Monthly Archives: June 2015

my yesterday, your tomorrow

crying babyI see you there, new mama, with that worn-out, weary look and I want to whisper to you: I’ve been there. And the moment you are in is terrible and beautiful and wonderful and exhausting. But it gets better. It gets better and better. Those little babies grow into toddlers that will try your patience in ways you never knew were possible, but you will love them even more fiercely than you do now. And those toddlers grow into preschoolers with their maddening I-do-its and unexplainable tantrums. And you will be weary of the whining, but you will love them even more fiercely than you did when they were babies or toddlers. And then those preschoolers slowly and suddenly blossom into kids. Real kids who can have a conversation with you and come up with jokes that actually make sense. Sometimes they’re even funny. You’ll have weird conversations when their uninhibited mind rushes and gushes with ideas that you know probably won’t work, but you let them dream anyway…because you never know, right? And they get bigger and bigger and your love for them grows as they grow and you think your love for them is as big as it can get and yet it keeps stretching the limits of your heart so much that sometimes it crushes your lungs and you just.can’t.breathe.

I see you there, new mama, and I want to tell you these things. And as much as you try to listen and understand, you won’t be able to. But you’ll hear the words and file them away and maybe one day you’ll find yourself dragging your screaming preschooler through the bookstore, trying your best to balance discipline and total embarrassment and you’ll remember. It gets better. And this will pass. And some will tell you that you’ll miss it one day, and you know what? You may or you may not. And that’s okay. (I, for one, don’t miss those early days where everyone was tired and screaming…myself included). But either way, I can tell you that you both make it through and you both love each other more today than you did yesterday.

And, new mama, I want to tell you that I don’t know it all. Not even close. And I, too, am learning from those who have travelled these roads before us.
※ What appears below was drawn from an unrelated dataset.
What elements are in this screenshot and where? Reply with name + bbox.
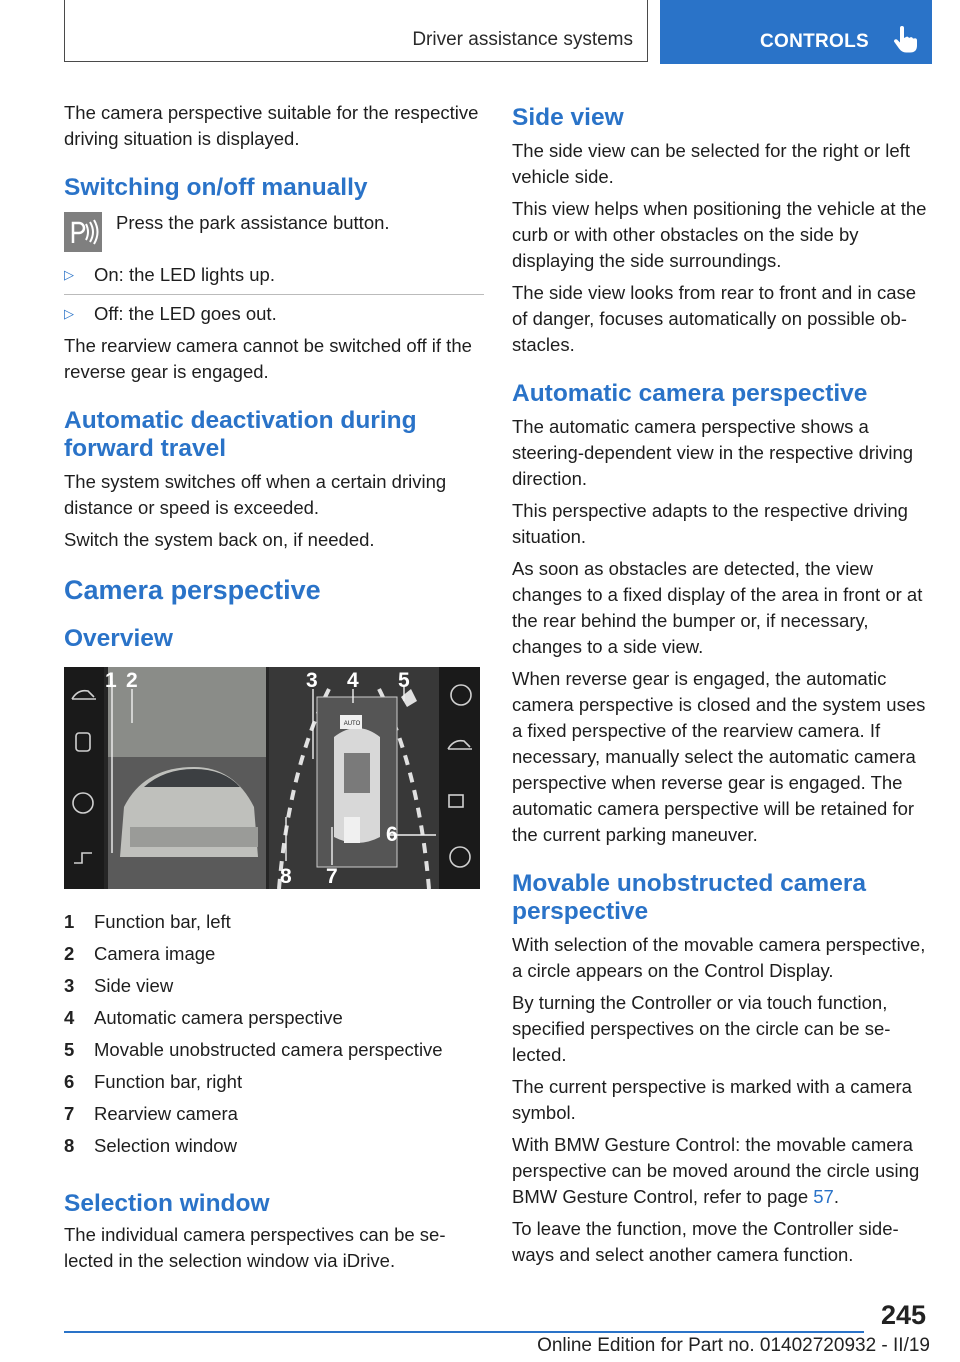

Those mamas who have pulled and pushed and dragged and cuddled and loved and lived these years where you and I currently have our feet firmly planted. And they made it. Their beautiful, beautiful babies are now beautiful, beautiful adults and they’re telling us their story so that we can hear it from farther down the road and they’re shouting and cheering and praying us on, just as you will do for others.

Depending on the day, the moment, you may not be able to hear me over the crying, the screaming, the tears. Or maybe you can’t hear me because you are cradling that glorious piece of your heart in your arms and the you feel your blood course through your veins and hers and every ounce of both of you beats as one and there is nothing in the world but the two of you. Maybe you can’t hear me, but the words are there, waiting for you to catch them. Hundreds of thousands of mothers have prayed the same prayers and uttered the same thanksgivings. Listen, and you will hear. When you need it most, it’ll be here; a host of hopes and dreams and plans and promises and wisdom. It’s here, waiting on you. You’ve got this, mama. I promise you do.

ordinary

There are times (many times, actually) when our life begins to barrel downhill with nothing to slow us down. We hit bumps here and there, of course, but we manage. I say we, but it’s really more like he. I’m a catastrophist, full of “what if”s and “oh, no”s. He’s much more reasonable and fairly unflappable. He takes things in stride and keeps on going. In the past month, the children and I have been on two week-long adventures without him – once to the beach, once to the mountains. And he? He’s been back home working hard. When we got home after our last trip, I had a few opportunities pop up that we a really good fit for me, and he insisted I go and leave the children with him. And this past weekend, when he had a rare weekend off, he spent the entire weekend wrangling children in the heat and cleaning up the giant mess I made. He also sent me off with my mini-me for a 2.5-hour painting class.

Have I ever told y’all how fortunate I am? And how grateful. Oh, so very grateful. He tolerates my wildest whims and pushes me to explore more of the things that fill my heart with happiness. He helps me when I’m struggling, and picks up where I leave off. He works hard and makes so many sacrifices – both small and large – for me, for us. If you ask him, he’ll say that he’s nothing special, just an ordinary ol’ guy. He’ll tell you that he’s just doing what needs to be done. But I promise you that he’s anything but ordinary.

I can’t believe that for 14 years, he’s been so perfectly un-ordinary. That for 14 years, he’s listened to my ramblings and helped me flesh out the craziest of ideas. That for 14 years, he’s always been there, always loved me. And that he has continually put family first and given us all a steady place to come back to when life gets a little helter-skelter.